75 million years ago |
Shallow seas cover the Chicago area. The climate is warm and
humid - dinosaurs inhabit the land, sea and sky. |
65 million |
Newly exposed land surfaces are changed by wind and rain.
Flooding waters cause erosion and sediment deposits and create riverbeds. |
6 million |
The climate becomes warmer and drier and grasses cover the
land. Deep root systems evolve to survive fire and drought. |
1.5 million |
First mammoths arrive and large mammals become plentiful. |
18 thousand |
Pleistocene glaciers cover most of Illinois with massive sheets
of ice up to a mile high. The climate is as cold as the Arctic. |
15 thousand |
The ice sheets slowly retreat northward and meltwater creates
a great lake larger than today's Lake Michigan known by geologists as Lake Chicago.
Glacial erratics from Canadian bedrock are left behind. The climate warms and tundra
replaces the glaciers with coniferous (pine) forests. |
12 thousand |
The climate continues to warm. Oak and hickory trees replace the
pines. Grasses and wildflowers move northward from the south and west to become
the Illinois prairie. Large grazing animals like buffalo, elk and deer replace Ice Age
mammals. |
8 thousand |
The first Native American people follow the herds northward. Fire
becomes a new force on the landscape. |
1674-80 AD |
French explorers Jacques Marquette and Louis Jolliet arrive
and trade with native tribes. La Salle calls region "Che-cau-gou"- native term from
which Chicago gets its name. |
Late 1770s |
Jean Baptiste Point DuSable establishes first settlement
on the grasslands by Lake Michigan which becomes present day Chicago.
|
1830s |
Native Americans are forced westward from the Chicago area.
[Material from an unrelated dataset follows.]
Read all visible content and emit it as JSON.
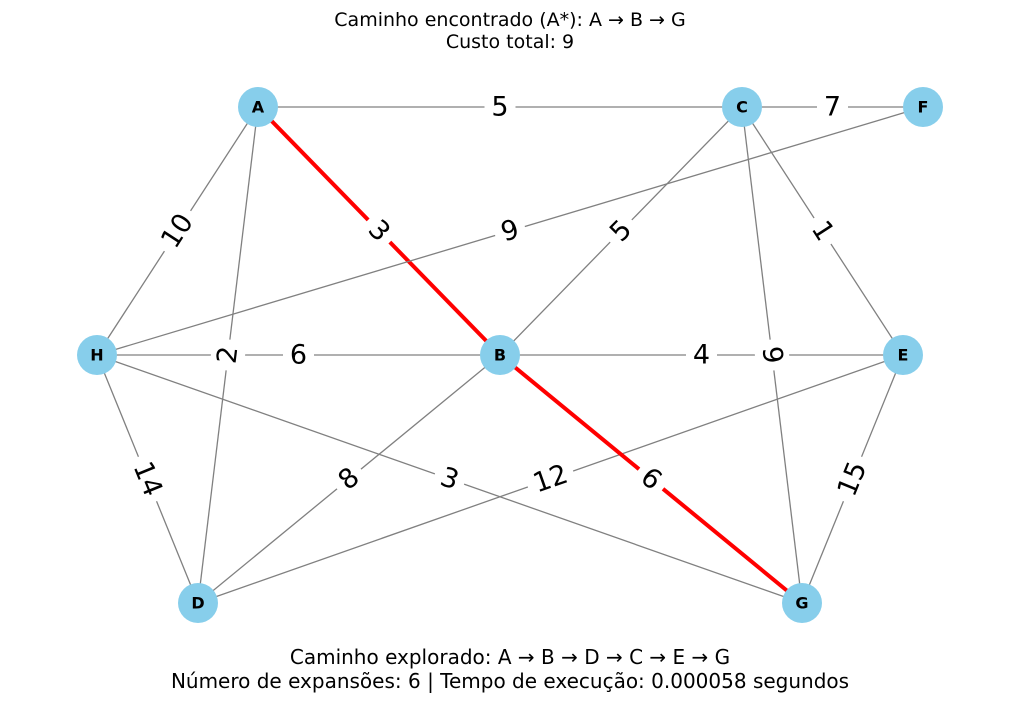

European settlers begin arriving. John Deere invents steel moldboard plow which
breaks tough prairie sod and begins farming practices which destroy the prairie. |
1852 |
Black bear, bison, cougar and lynx still live in Cook County wilderness.
German community of Franzosenbusch is founded near Wolf Road Prairie. Scattered
communities of German settlers establish underground railroad stations to aid slaves. |
1925 |
The Village of Westchester is founded. |
1970 to present |
Wolf Road Prairie is officially recognized and volunteers
work to preserve the prairie. Land in the prairie is purchased by Save the Prairie
Society, Illinois Department of Natural Resources, and the Forest Preserve District
of Cook County. Wolf Road Prairie becomes a dedicated Illinois Nature Preserve.